Due Monday, November 4 @ 8:00pm on Gradescope
In this assignment, you’ll be writing the code for a binary search tree. It will be based on the tree that we construct and deal with in class. (So, it is ok to use code from our class demo code in your assignment.)
Download a pre-prepared Eclipse Project hw4.zip
and import it into Eclipse using these instructions. You will make all of your changes inside the Java files in this project.
For this assignment you have 5 submissions. You should write your own testcases while you work so that you don’t waste submissions. After you have used your submissions, you may continue to submit, but your submission will be penalized 4 points for every extra submission. (So, your 6th submission receives a -4, your 7th submission a -8, etc.)
You have two main tasks.
Finish the KeyValueBinarySearchTree
implementation with all of the requested methods.
Write the AnagramTree
class that can be used to find anagrams from a dictionary.
KeyValueBinarySearchTree
As the first step in this project, you will be building a key-value binary search tree.

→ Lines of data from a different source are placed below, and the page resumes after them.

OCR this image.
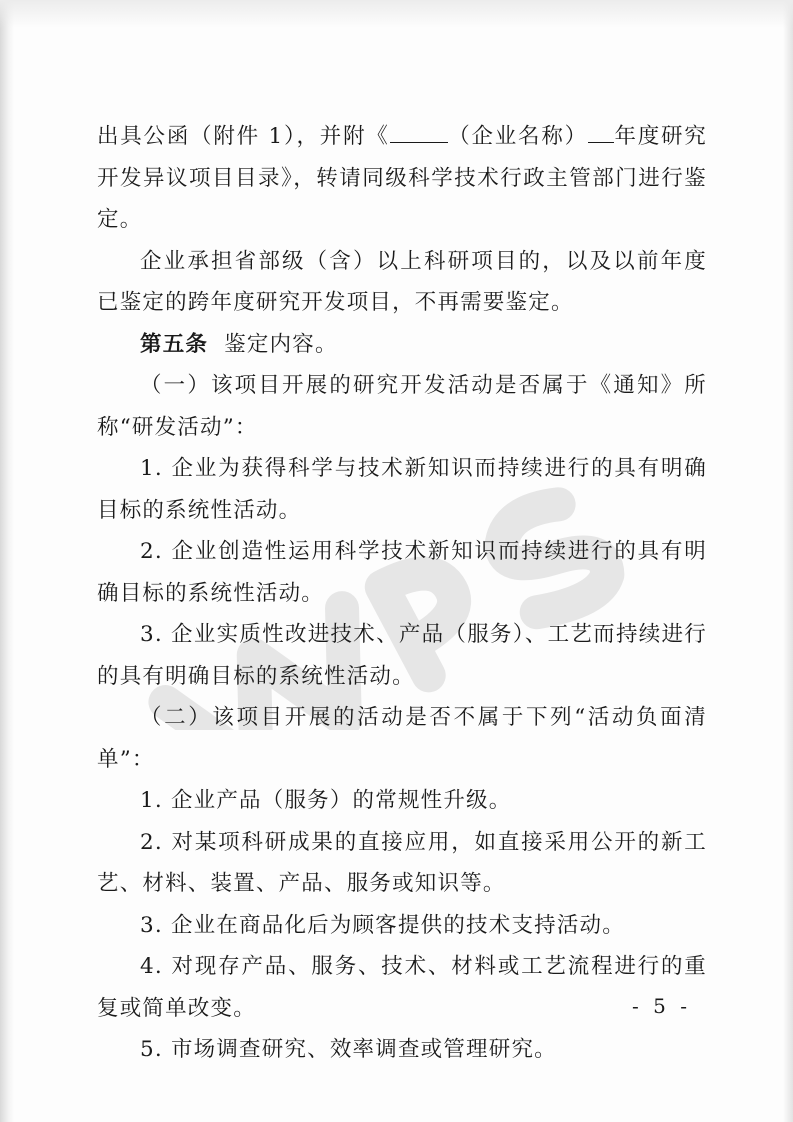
出具公函（附件 1），并附《	（企业名称） 年度研究开发异议项目目录》，转请同级科学技术行政主管部门进行鉴定。

企业承担省部级（含）以上科研项目的，以及以前年度已鉴定的跨年度研究开发项目，不再需要鉴定。

第五条 鉴定内容。

（一）该项目开展的研究开发活动是否属于《通知》所称“研发活动”：

1. 企业为获得科学与技术新知识而持续进行的具有明确目标的系统性活动。

2. 企业创造性运用科学技术新知识而持续进行的具有明确目标的系统性活动。

3. 企业实质性改进技术、产品（服务）、工艺而持续进行的具有明确目标的系统性活动。

（二）该项目开展的活动是否不属于下列“活动负面清单”：

1. 企业产品（服务）的常规性升级。

2. 对某项科研成果的直接应用，如直接采用公开的新工艺、材料、装置、产品、服务或知识等。

3. 企业在商品化后为顾客提供的技术支持活动。

4. 对现存产品、服务、技术、材料或工艺流程进行的重复或简单改变。

5. 市场调查研究、效率调查或管理研究。

- 5 -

This is like a standard binary search tree, except that the order of the items in the tree is determined by a key associated with each item, instead of being determined by the item itself. Each node in the tree will store both the data
for the node as well as the key
associated with that data.
You will need to write the following methods in KeyValueBinarySearchTree.java
.
public KeyValueBinarySearchTree()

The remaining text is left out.